BENIGN pneumocephalus commonly occurs in the early postoperative period after neurosurgery.1 Tension pneumocephalus, an uncommon but serious complication, occurs with entry of air through a dural defect and subsequent air expansion in the subdural, epidural, intraventricular, or intraparenchymal spaces due to a ball-valve mechanism.1,2
Clinical presentations related to the mass effect include headache, deterioration in consciousness, seizures, focal neurologic deficits, Cushing response, and cardiac arrest. Computed tomography imaging reveals mass effect on the ventricular system and the classic “Mount Fuji” sign, with subdural free air compressing the frontal lobes and widening the interhemispheric fissure, simulating the silhouette of Mount Fuji.2 Correlation of the imaging features of tension pneumocephalus with signs of increased intracranial pressure allows for correct diagnosis of a neurosurgical emergency compared to the benign variety of postsurgical pneumocephalus.

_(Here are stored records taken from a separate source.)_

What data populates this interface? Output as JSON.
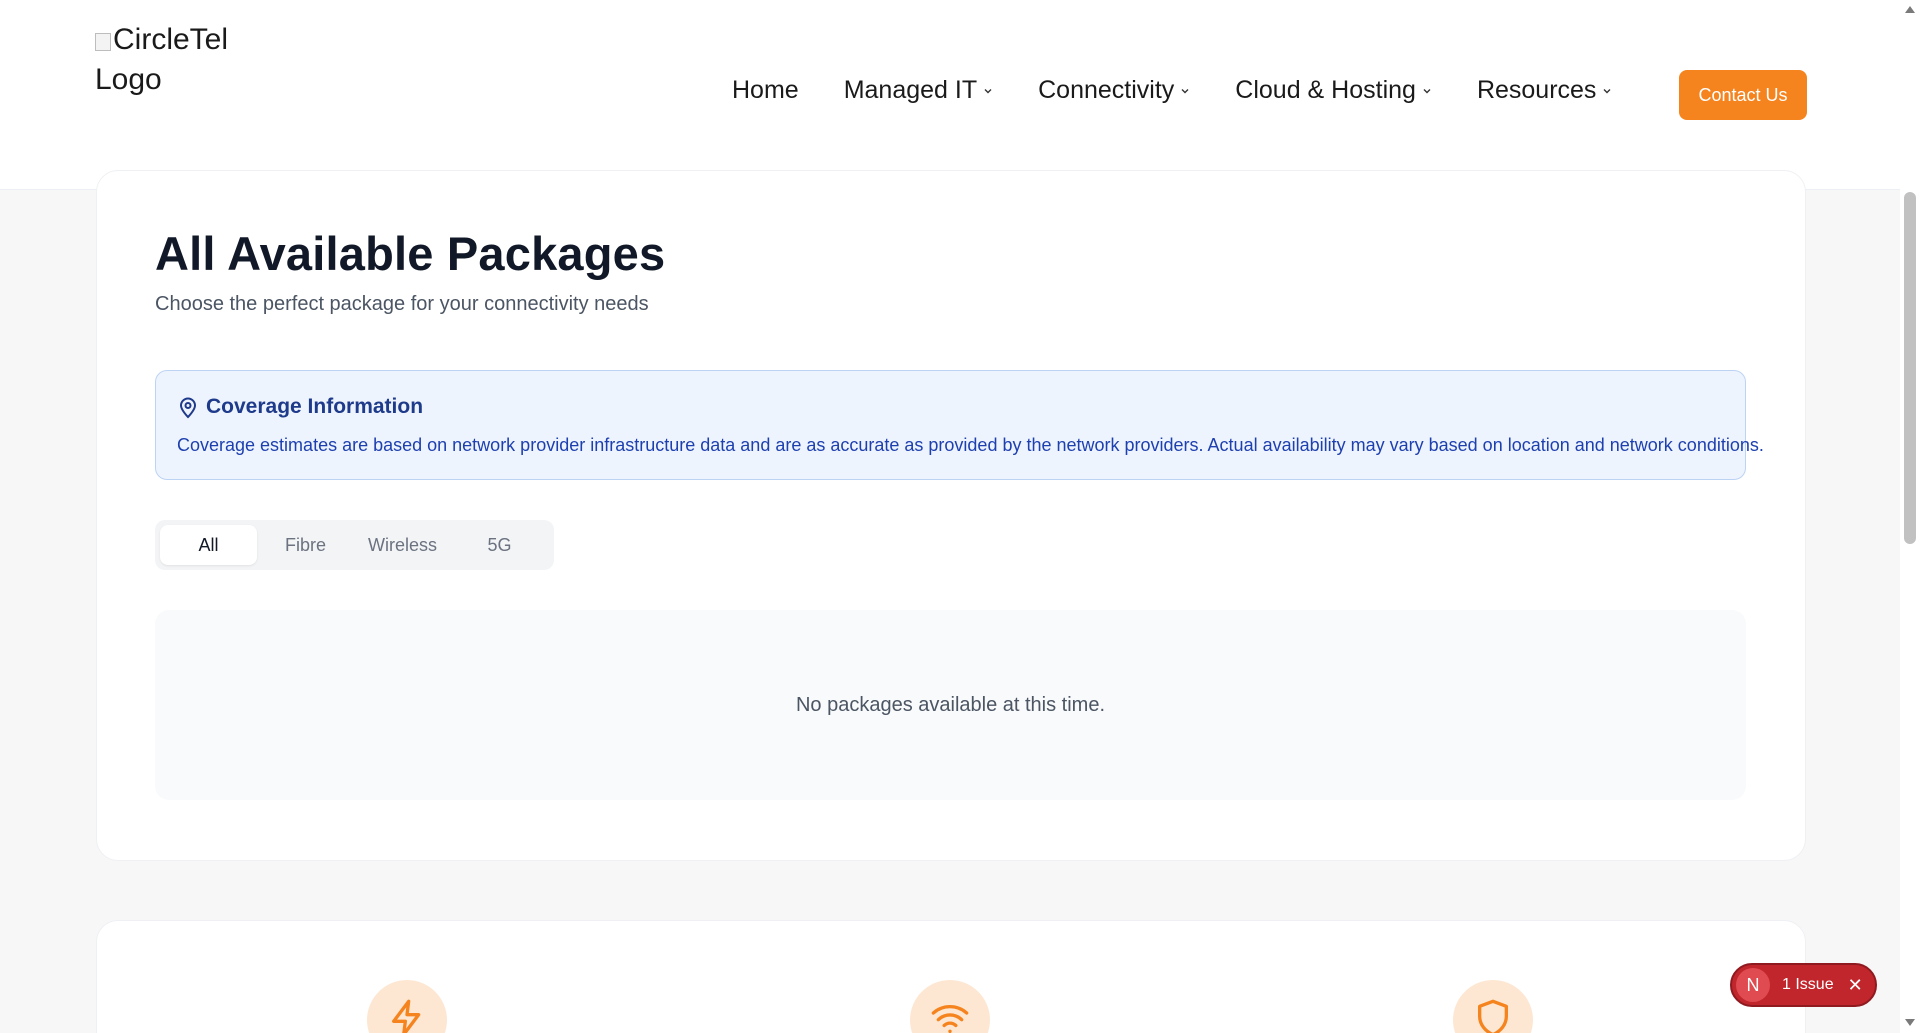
{
  "header": {
    "logo_alt": "CircleTel Logo",
    "nav": [
      {
        "label": "Home",
        "dropdown": false
      },
      {
        "label": "Managed IT",
        "dropdown": true
      },
      {
        "label": "Connectivity",
        "dropdown": true
      },
      {
        "label": "Cloud & Hosting",
        "dropdown": true
      },
      {
        "label": "Resources",
        "dropdown": true
      }
    ],
    "contact_label": "Contact Us"
  },
  "main": {
    "title": "All Available Packages",
    "subtitle": "Choose the perfect package for your connectivity needs",
    "coverage": {
      "icon": "map-pin-icon",
      "title": "Coverage Information",
      "text": "Coverage estimates are based on network provider infrastructure data and are as accurate as provided by the network providers. Actual availability may vary based on location and network conditions."
    },
    "tabs": [
      {
        "label": "All",
        "active": true
      },
      {
        "label": "Fibre",
        "active": false
      },
      {
        "label": "Wireless",
        "active": false
      },
      {
        "label": "5G",
        "active": false
      }
    ],
    "empty_message": "No packages available at this time."
  },
  "features": {
    "icons": [
      "zap-icon",
      "wifi-icon",
      "shield-icon"
    ]
  },
  "issue_badge": {
    "avatar_letter": "N",
    "label": "1 Issue"
  },
  "colors": {
    "accent": "#f5841f",
    "coverage_bg": "#eef4fe",
    "coverage_text": "#1e40af",
    "issue_bg": "#c1262c"
  }
}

Treatment includes needle aspiration, drilling of burr holes, craniotomy, ventriculostomy, and closure of dural defects. Anesthetic implications in patients with tension pneumocephalus include: (1) avoidance of nitrous oxide, as the blood–gas partition coefficient of nitrous oxide is 34 times greater than that of nitrogen, allowing nitrous oxide to diffuse into the cranial vault faster than the nitrogen/air can exit; (2) avoidance of hyperventilation, which can lead to decreased cerebral blood flow causing enlargement of the subdural space potentially entraining additional air; and (3) avoidance of high airway pressures during ventilation, because increased intrathoracic pressure impedes cerebral venous return, further increasing intracranial pressure. Additionally, normobaric hyperoxia with 100% inspired oxygen facilitates faster resorption of pneumocephalus.3
The authors declare no competing interests.